Investors sue Coinbase alleging unregistered sale of securities

In this post:

  • Coinbase sued for allegedly selling unregistered securities.
  • Investors claim losses due to misleading statements by Coinbase.
  • The lawsuit is part of the regulatory challenges facing cryptocurrency exchanges.

A lawsuit has been filed against the crypto trading firm Coinbase. The company is accused of selling and offering securities to the public without having the necessary registration. The lawsuit, brought by private complainants, concerns Coinbase’s misleading statements regarding some cryptocurrencies offered on Its platform, which consequently resulted in big losses for investors who are not in any way affiliated with Coinbase.

Allegations and Claims against Coinbase

The complainant names several crypto-assets like Algorand (ALGO), Decentraland(MANA), Solana(SOL), Stellar(XLM), Tezos(XTZ), Uniswap(UNI), Polygon(MATIC), and Near Protocol(NEAR) that were not registered with Securities and Exchange Commission and were not-exempt from security laws. Investors assert that this was done using many methods like site promotion, social media marketing, traditional marketing, and even television commercials so that people, in turn, would buy into the investment system.

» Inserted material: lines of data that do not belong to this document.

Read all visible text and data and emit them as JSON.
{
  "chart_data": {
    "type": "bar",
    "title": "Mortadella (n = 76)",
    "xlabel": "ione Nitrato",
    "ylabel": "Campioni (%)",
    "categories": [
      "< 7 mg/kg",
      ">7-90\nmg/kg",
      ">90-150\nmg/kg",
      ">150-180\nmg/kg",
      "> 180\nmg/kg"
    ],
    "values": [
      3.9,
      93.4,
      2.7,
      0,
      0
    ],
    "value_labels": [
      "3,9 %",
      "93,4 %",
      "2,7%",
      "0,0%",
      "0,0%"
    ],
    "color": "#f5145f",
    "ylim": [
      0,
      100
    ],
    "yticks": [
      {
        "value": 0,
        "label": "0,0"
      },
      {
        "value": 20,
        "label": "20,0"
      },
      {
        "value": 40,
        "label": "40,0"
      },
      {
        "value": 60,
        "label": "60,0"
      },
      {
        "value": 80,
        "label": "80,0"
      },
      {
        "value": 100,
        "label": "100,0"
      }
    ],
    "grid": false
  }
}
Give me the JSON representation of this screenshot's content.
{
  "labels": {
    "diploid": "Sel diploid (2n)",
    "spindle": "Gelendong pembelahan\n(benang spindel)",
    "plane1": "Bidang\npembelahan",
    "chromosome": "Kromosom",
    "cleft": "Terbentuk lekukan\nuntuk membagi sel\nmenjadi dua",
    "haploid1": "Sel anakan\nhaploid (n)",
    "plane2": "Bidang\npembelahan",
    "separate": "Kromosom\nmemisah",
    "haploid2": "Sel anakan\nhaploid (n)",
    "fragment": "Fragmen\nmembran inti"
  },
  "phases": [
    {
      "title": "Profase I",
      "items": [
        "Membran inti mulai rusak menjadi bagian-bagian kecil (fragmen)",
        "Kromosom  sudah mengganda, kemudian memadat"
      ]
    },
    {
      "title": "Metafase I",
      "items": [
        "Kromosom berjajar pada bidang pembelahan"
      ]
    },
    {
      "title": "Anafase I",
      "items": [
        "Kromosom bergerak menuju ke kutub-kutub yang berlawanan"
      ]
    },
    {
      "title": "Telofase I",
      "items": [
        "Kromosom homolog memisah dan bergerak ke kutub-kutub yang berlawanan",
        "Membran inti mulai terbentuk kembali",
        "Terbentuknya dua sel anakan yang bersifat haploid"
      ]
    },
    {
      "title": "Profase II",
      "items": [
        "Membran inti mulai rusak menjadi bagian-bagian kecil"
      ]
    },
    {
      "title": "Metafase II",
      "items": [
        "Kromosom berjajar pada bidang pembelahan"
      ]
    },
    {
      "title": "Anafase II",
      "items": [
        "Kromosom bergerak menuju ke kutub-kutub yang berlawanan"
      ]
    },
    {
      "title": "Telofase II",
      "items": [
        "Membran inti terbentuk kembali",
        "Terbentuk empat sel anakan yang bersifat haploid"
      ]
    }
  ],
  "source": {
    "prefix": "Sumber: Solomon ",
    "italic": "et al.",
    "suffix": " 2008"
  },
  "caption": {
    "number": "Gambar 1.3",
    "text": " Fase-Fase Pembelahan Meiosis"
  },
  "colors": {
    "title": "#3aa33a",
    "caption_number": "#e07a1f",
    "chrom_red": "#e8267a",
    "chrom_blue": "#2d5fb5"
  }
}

According to the complaint, Coinbase is alleged to have acted in a way that knowingly and purposefully violates laws of State securities by operating as an unregistered broker-dealer. On the contrary, the defendants claim that Coinbase overlooked two essential aspects: registration and sales of securities. That is where the illegalities or violations start, and they want to kill all the contracts and seek relief via a civil lawsuit for the damages.

Coinbase’s response

This lawsuit follows the wave of crypto industry stakeholders speculating about how government authorities would regulate crypto exchanges and digital asset offerings. The SEC also announced a lawsuit last year against Coinbase, claiming the latter sold securities with unregistered status. Even though the finality has yet to be given, the case implies a more generalized regulatory challenge caused by the crypto space.

Coinbase has not said anything about the suit. Nevertheless, the exchange has always underlined its determination to maintain standards with regulatory bodies and its aims to guarantee full transparency and legality in all its business models.

The potential consequence is that the lawsuit’s follow-up ends in terrible suggestions against the company responsible, which clouds the identity of digital currencies and the platforms that permit their trading.

Disclaimer: The information provided is not trading advice. Cryptopolitan.com holds no liability for any investments made based on the information provided on this page. We strongly recommend independent research and/or consultation with a qualified professional before making any investment decision.